Assim começo. Sem ter muito o que dizer. Sem ter nada para escrever, essa que é a verdade. As coisas vão surgindo, eu sei. tenho que acreditar nisso. Que, de fato, as coisas vão acontecendo.Vão ganhando forma em meio a tanta imprecisão. E assim as letras vão ficando tortas, feias, quando escrevemos rápido demais, no intuito de não se perder no pensamento. As coisas vão surgindo, mesmo no meio de tanta confusão, no meio de tanta sujeira e spam.
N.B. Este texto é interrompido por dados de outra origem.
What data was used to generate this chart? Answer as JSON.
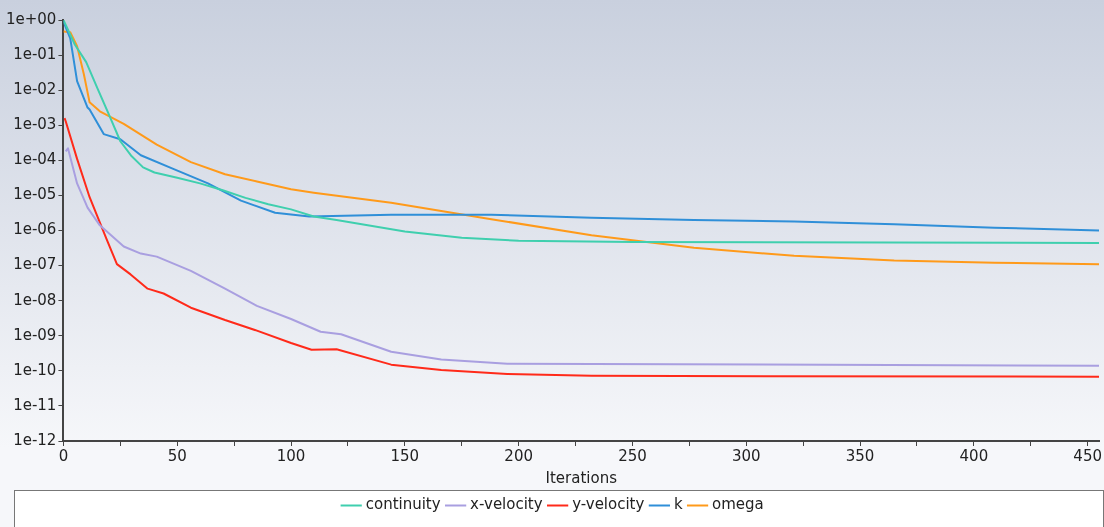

Mas é preciso dar mais espaço e não preencher com nada. Deixar tudo nas entrelinhas. Não ser direto, concreto. Aproveitar toda abstração, todo irrealismo e toda grande indecisão. Aproveitar o problema e não tentar descobrir solução. Viver a insolução do problema, que no final, afinal, as coisas vão surgindo.